Gli esopianeti sono quelli trovati in orbita attorno a un sistema solare. I ricercatori hanno recentemente scoperto il pianeta in dati archivistici raccolti da Keplero.

Keplero è stato ritirato nel 2018, ma i suoi dati potrebbero portare a ulteriori scoperte per gli anni a venire. Attualmente, la missione TESS della NASA è l’ultimo cacciatore di pianeti alla ricerca di esopianeti.

Il pianeta è stato soprannominato Kepler-1649c. È 1,06 volte più grande della Terra e riceve circa il 75% della quantità di luce che la Terra riceve dal sole. Ciò suggerisce che la temperatura superficiale dell’esopianeta potrebbe essere simile alla Terra.

Il pianeta si trova anche all’interno della zona abitabile della sua stella, esistente alla giusta distanza in cui può esistere acqua liquida in superficie. Ciò suggerisce anche che potrebbe sostenere la vita.

Ma Kepler-1649c orbita attorno a una stella nana rossa, molto più piccola e più fresca del nostro sole. Negli ultimi anni sono stati trovati più esopianeti in orbita attorno a queste stelle che sono comuni nella nostra galassia.
Il pianeta è molto più vicino alla sua stella di quanto la Terra sia al sole. Completa un’orbita attorno alla sua stella ogni 19,5 giorni terrestri. Questo significa anche che il pianeta potrebbe essere sferzato dai bagliori delle radiazioni provenienti dall’ambiente, minacciando ogni potenziale vita. Finora non sono stati osservati razzi.

Il nuovo esopianeta potenzialmente abitabile è simile per dimensioni e temperatura alla Terra
Questa immagine mostra un confronto tra la Terra e Kepler-1649c.

A parte questo, i ricercatori non sanno molto del pianeta o della sua atmosfera, il che potrebbe spostare la stima della temperatura. I ricercatori sanno che un altro pianeta di dimensioni simili orbita molto più vicino alla stella, simile a Venere nel nostro sistema solare.

Lo studio è stato pubblicato su The Astrophysical Journal Letters.

“Questo mondo intrigante e distante ci dà ancora più speranza che una seconda Terra si trovi tra le stelle, in attesa di essere trovata”, ha affermato Thomas Zurbuchen, amministratore associato della direzione della missione scientifica della NASA a Washington.

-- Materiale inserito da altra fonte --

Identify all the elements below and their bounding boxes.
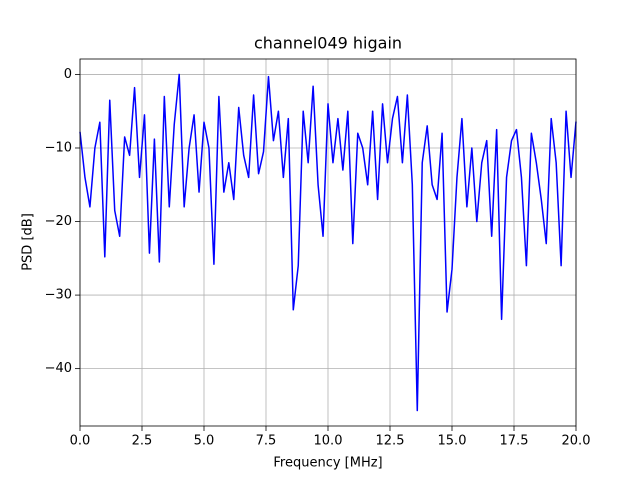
x-tick-label: 5.0 — [194, 434, 215, 449]
x-tick-label: 0.0 — [70, 434, 91, 449]
x-tick-label: 17.5 — [500, 434, 529, 449]
x-axis-label: Frequency [MHz] — [273, 456, 382, 471]
plot-frame — [79, 58, 577, 427]
x-tick-label: 10.0 — [314, 434, 343, 449]
x-tick-label: 7.5 — [256, 434, 277, 449]
y-tick-label: −10 — [45, 140, 72, 155]
psd-line — [79, 73, 577, 412]
y-tick-label: −30 — [45, 288, 72, 303]
y-tick-label: −20 — [45, 214, 72, 229]
y-tick-label: −40 — [45, 361, 72, 376]
x-tick-label: 2.5 — [132, 434, 153, 449]
y-axis-label: PSD [dB] — [21, 213, 36, 271]
chart-title: channel049 higain — [254, 34, 402, 53]
x-tick-label: 12.5 — [376, 434, 405, 449]
x-tick-label: 15.0 — [438, 434, 467, 449]
y-tick-label: 0 — [64, 67, 72, 82]
x-tick-label: 20.0 — [562, 434, 591, 449]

“I dati raccolti da missioni come Keplero e il nostro Satellite per sondaggi sull’esopianeta in transito (TESS) continueranno a produrre scoperte sorprendenti man mano che la comunità scientifica affina le sue capacità di cercare pianeti promettenti anno dopo anno”.

Questo nuovissimo esopianeta si unisce ad altri intriganti reperti di dimensioni vicine alla Terra, come TRAPPIST-1f nel sistema TRAPPIST a 39 anni luce dalla Terra. E gli esopianeti come TRAPPIST-1D e TOI 700d sono considerati simili in temperatura a Kepler-1649c.

Ma Kepler-1649c è l’esopianeta più interessante, simile per dimensioni e temperatura alla Terra ed esiste all’interno della zona abitabile della sua stella.

Inizialmente, Kepler-1649c fu trascurato perché un algoritmo informatico chiamato Robovetter lo classificò come falso positivo. I computer possono commettere errori, quindi i ricercatori del gruppo di lavoro sui falsi positivi di Kepler che analizzano tutti i falsi positivi hanno dato un’altra occhiata. E l’hanno identificato come un pianeta.

“Tra tutti i pianeti etichettati che abbiamo recuperato, questo è particolarmente eccitante, non solo perché si trova nella zona abitabile ed è delle dimensioni della Terra, ma a causa di come potrebbe interagire con questo pianeta vicino”, ha detto Andrew Vanderburg, un ricercatore all’Università del Texas ad Austin e primo autore dello studio. “Se non avessimo guardato a mano il lavoro dell’algoritmo, ci saremmo persi questa scoperta.”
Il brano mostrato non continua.